About 1:30 I began the descent down Ellingwood’s steep, rocky slopes toward the lakes below. I noticed that this steep terrain bothered Allie somewhat, as she carefully chose her route down through the treacherous footing on this steep slope, and stayed behind me in many places. She was only ten months old, and this was her first adventure on such loose footing.

The Texans had chosen to forgo Ellingwood, and I overtook them on the descent near Crater Lake. They had been watching my progress on Ellingwood, and the man commented that I had made it look easy, which was a compliment I appreciated. The woman was suffering from an altitude headache, and I gave her some Rolaids and encouraged her to drink a lot of water, as I showed them the operation of my water filter while I refilled my water bottles at one of the lakes. They had backpacked up to Como Lake and were camped nearby, and they could hardly believe that I had driven in from Colorado Springs that morning and was returning home that evening. After I left them I hiked rapidly on down the trail to Como Lake. There were other parties setting up camps in the vicinity of the lake. Everyone else I met that day apparently backpacked in to climb these summits. No one else was crazy enough to do the climbs on a dayhike as I had done.

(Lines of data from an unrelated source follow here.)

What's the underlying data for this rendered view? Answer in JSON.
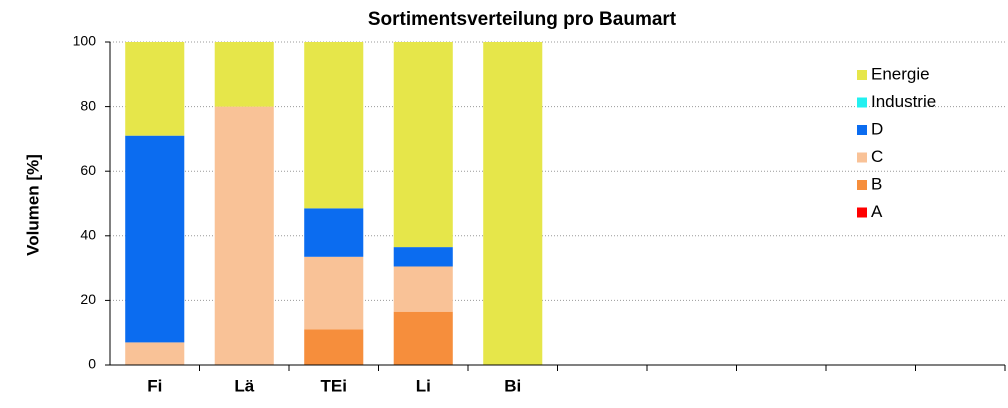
{
  "chart_data": {
    "type": "stacked_bar",
    "title": "Sortimentsverteilung pro Baumart",
    "y_label": "Volumen [%]",
    "categories": [
      "Fi",
      "Lä",
      "TEi",
      "Li",
      "Bi",
      null,
      null,
      null,
      null,
      null
    ],
    "series": [
      {
        "name": "A",
        "color": "#ff0000",
        "values": [
          0,
          0,
          0,
          0,
          0,
          null,
          null,
          null,
          null,
          null
        ]
      },
      {
        "name": "B",
        "color": "#f68e3c",
        "values": [
          0,
          0,
          11,
          16.5,
          0,
          null,
          null,
          null,
          null,
          null
        ]
      },
      {
        "name": "C",
        "color": "#f9c297",
        "values": [
          7,
          80,
          22.5,
          14,
          0,
          null,
          null,
          null,
          null,
          null
        ]
      },
      {
        "name": "D",
        "color": "#0b6cf0",
        "values": [
          64,
          0,
          15,
          6,
          0,
          null,
          null,
          null,
          null,
          null
        ]
      },
      {
        "name": "Industrie",
        "color": "#22f0f0",
        "values": [
          0,
          0,
          0,
          0,
          0,
          null,
          null,
          null,
          null,
          null
        ]
      },
      {
        "name": "Energie",
        "color": "#e6e64a",
        "values": [
          29,
          20,
          51.5,
          63.5,
          100,
          null,
          null,
          null,
          null,
          null
        ]
      }
    ],
    "ylim": [
      0,
      100
    ],
    "yticks": [
      0,
      20,
      40,
      60,
      80,
      100
    ],
    "grid": true,
    "legend": "upper right"
  }
}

After a short break at the lake I pushed on down the rugged four wheel drive road. I met another backpacker from San Antonio going up, who told me he was going to attempt Little Bear the next day. I found it somewhat easier to hike down the road than it had been coming up, but it was still rough going. I was very tired and my toes were now hurting. The weather had become much cloudier and hazier, and I could see a rain shower approaching from the south. I staggered back to my truck at about 5 p.m., fed my exhausted dog, and left just as it started to rain. I arrived home about 9 p.m., culminating a long day that included a nine and a half hour hike and seven hours of driving. It had been quite an adventure, and it felt good to accomplish a feat that I wasn’t sure I could do. It is good to push our personal limits now and then.